Capitol Notebook: Gun bills tee up a legislative battle, goalposts set for state spending
ST. PAUL -- Gov. Tim Walz and lawmakers got a reality check this week on the taxpayer dollars they'll have to fund spending priorities like education and public safety.
A pair of gun control measures raised tensions among supporters and opponents, as well as top legislative leaders, who dug in and prepared to make the issue one of the hallmarks of the legislative session.
Lawmakers again agreed to boost funding for the state's driver licensing and vehicle registration computer software to fix flaws that have caused headaches and long wait times.
New economic information set the goalposts for what Walz and lawmakers can do without raising taxes. And Democrats and Republicans in the divided Legislature split on the best path forward. They also suggested that gun control policies could become part of budget debates if the Minnesota Senate doesn't put them up for a vote.
The disagreements signaled trouble in the weeks and months ahead as legislators attempt to come to an agreement on a budget or risk shutting down state government.
Here's a look at what happened this week at the Capitol.
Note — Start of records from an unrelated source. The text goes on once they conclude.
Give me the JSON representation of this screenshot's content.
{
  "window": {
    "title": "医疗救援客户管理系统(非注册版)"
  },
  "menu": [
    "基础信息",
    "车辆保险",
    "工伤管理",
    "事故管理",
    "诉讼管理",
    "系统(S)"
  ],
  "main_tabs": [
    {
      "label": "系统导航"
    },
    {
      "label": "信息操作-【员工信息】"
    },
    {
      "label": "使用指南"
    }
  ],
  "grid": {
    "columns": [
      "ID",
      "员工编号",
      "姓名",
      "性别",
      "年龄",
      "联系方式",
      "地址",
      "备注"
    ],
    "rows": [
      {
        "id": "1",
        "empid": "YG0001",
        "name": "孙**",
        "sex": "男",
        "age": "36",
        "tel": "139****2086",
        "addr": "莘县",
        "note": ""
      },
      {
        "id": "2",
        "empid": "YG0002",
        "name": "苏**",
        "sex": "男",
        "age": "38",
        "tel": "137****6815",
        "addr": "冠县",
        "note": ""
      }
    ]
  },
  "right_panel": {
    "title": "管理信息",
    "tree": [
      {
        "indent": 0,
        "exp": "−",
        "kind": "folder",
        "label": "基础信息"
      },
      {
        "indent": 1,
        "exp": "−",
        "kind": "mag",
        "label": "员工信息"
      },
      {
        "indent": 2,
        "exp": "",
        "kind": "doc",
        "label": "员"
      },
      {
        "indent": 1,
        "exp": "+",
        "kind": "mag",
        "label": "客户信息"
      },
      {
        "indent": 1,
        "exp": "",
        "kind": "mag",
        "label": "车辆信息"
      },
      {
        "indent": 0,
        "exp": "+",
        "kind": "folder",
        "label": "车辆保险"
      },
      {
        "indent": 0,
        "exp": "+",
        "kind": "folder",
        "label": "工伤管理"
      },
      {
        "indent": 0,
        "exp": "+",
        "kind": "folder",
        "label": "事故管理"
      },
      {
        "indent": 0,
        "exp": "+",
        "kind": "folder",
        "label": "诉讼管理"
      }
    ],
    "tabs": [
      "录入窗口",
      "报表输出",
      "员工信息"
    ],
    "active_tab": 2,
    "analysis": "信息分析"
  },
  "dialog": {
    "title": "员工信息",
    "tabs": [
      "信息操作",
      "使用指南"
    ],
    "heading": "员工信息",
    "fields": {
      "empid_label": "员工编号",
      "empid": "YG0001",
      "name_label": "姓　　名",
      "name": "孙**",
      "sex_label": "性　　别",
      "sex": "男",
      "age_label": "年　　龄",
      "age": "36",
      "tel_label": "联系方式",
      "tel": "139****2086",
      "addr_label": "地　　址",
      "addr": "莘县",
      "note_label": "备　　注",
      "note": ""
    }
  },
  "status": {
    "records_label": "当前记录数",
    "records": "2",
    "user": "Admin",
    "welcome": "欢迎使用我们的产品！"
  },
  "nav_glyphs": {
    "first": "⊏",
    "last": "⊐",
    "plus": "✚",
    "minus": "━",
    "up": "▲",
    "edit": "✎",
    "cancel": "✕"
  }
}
Spending plans get a reality check with economic forecast
The tax dollars lawmakers expected to be able to spend over the next two years saw a considerable cut this week as economists forecast an economic slowdown on the horizon.
Minnesota is still projected to take in a $1 billion surplus, but factoring for inflation on state spending, there won't be new money for lawmakers to allocate, the projection showed.
Democrats and Gov. Tim Walz said the forecast showed the state should be collecting additional taxes to let it spend more on schools, health care programs and road and bridge repair projects. And the Democratic-Farmer-Labor governor doubled down on his efforts to raise a gasoline tax to fund transportation infrastructure projects and to pass a $1.3 billion bill funding public works project.
Republicans, meanwhile, said the Legislature should pump the brakes on tax hikes or additional spending proposals with an economic slowdown on the horizon.
Lawmakers will use the economic snapshot in the coming months to craft their budget proposals. Walz and legislators will have to come to an agreement about a spending plan before May or risk a state government shutdown.
Gun bills hit the stage for the first time, set up end-of-session fight
Two gun control measures stoked passions at the Capitol this week as they came up in committee for the first time.
One proposal would set up universal background checks at the point of sale or transfer of a firearm, and the other so-called "red-flag" bill would allow family members, law enforcement officers and government attorneys to seek court orders taking away guns from persons determined to be an “extreme risk” if living in a home with guns.
Both elicited hours of emotional testimony in committee and passed through on party-line votes with Democrats supporting them and Republicans opposing them.
And while DFL House leaders said the bill would eventually make it to a floor vote and pass there, Senate GOP leaders said it didn't have a chance in that chamber. In response, House Speaker Melissa Hortman, DFL-Brooklyn Park, said the gun control measures could be woven into House budget proposals.
Senate Majority Leader Paul Gazelka, R-Nisswa, said he would remove them.
MNLARS money gets late-night approval
The state's embattled driver's licensing and vehicle registration computer system again came up in conversation this week as lawmakers weighed spending more to fix the program's flaws and learned the agency that helped create it got mixed performance reviews.
House lawmakers on Thursday debated late into the night and ultimately approved $26 million in funding for the Minnesota Licensing and Registration System, known as MNLARS. The funds would help fix glitches in the computer system, bring on more workers to help customers and reimburse deputy registrars. The bill moves now to the Senate for consideration.
The Office of the State Legislative Auditor this week also gave the Office of Minnesota Information Technology Services (MNIT) mixed reviews for its performance about eight years after it was formed. A report released Wednesday said the agency's oversight on some projects was too lax and at times was out of compliance with state law and the agency's policies and procedures. Auditors also found that the majority of department and agency officials were satisfied with MNIT's enterprise services and technical services.